Excellent course if you have some background in math or stats already. This course might be difficult if you don't have that background. The peer graded assignment does a good job tying everything together in my opinion.

par Chadrick A Eakin

Feb 04, 2019

The course contains a lot I want to learn, but as someone with a limited background in statistics - I found many of the lectures not to provide clear explanations for concepts. I had to use a lot of outside material to try to learn and understand the concepts. The course lectures seem incomplete to me.

par Colin Bissegger

Feb 02, 2019

Teacher is a bit erratic. It makes the course hard to follow.

par Don Moffatt

Feb 01, 2019

This is an excellent course, though it is fast-paced. I didn't have time to watch the lectures and also do the practice exercises in Swirl in the time allotted. As usual, the time estimates for completion are wonky. I ended up just watching the lectures and taking the tests, which is far from ideal (I am taking some time to do those valuable exercises now that the course is done). Although I got 100% in the course, I felt the learning experience could have been better as a result.

par Sven Kunsing

Jan 29, 2019

I think it could be taught a tad better. Maybe more explanations in lessons and a bit better (read: less vaguely) worded course project description would be useful. I do understand the importance of this part of the DS specialization, but I would have loved a bit more careful approach to the subject.
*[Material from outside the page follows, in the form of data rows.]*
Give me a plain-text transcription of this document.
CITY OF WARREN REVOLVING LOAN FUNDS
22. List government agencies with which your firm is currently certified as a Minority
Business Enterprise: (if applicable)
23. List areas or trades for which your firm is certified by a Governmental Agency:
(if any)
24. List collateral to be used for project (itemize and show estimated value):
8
It is probably hard for an expert to lower himself to this admittedly low level of knowledge, but please do try.

par Katakam Sai Teja

Jan 29, 2019

no clarity in the explaination

par Savitri

Jan 29, 2019

Good Course to Learn the statistical Inference

par Ajit Sharma

Jan 26, 2019

The coverage of Confidence Interval and power of a test was really helpful. I'd recommend to all interested in analytics.

par LIWANGZHI

Jan 18, 2019

this course really provides me a insight into statistical inference. Thanks, Brian!

par Raul Martinez

Jan 16, 2019

This course should be targeted for Data Scientists, in my opinion it is more for statisticians.

Too much about the insight of statistics and some but not enough about how to use the statistic tools.

Some time the professor seems like he is just reading the slides which I think it doesn't intensive the student.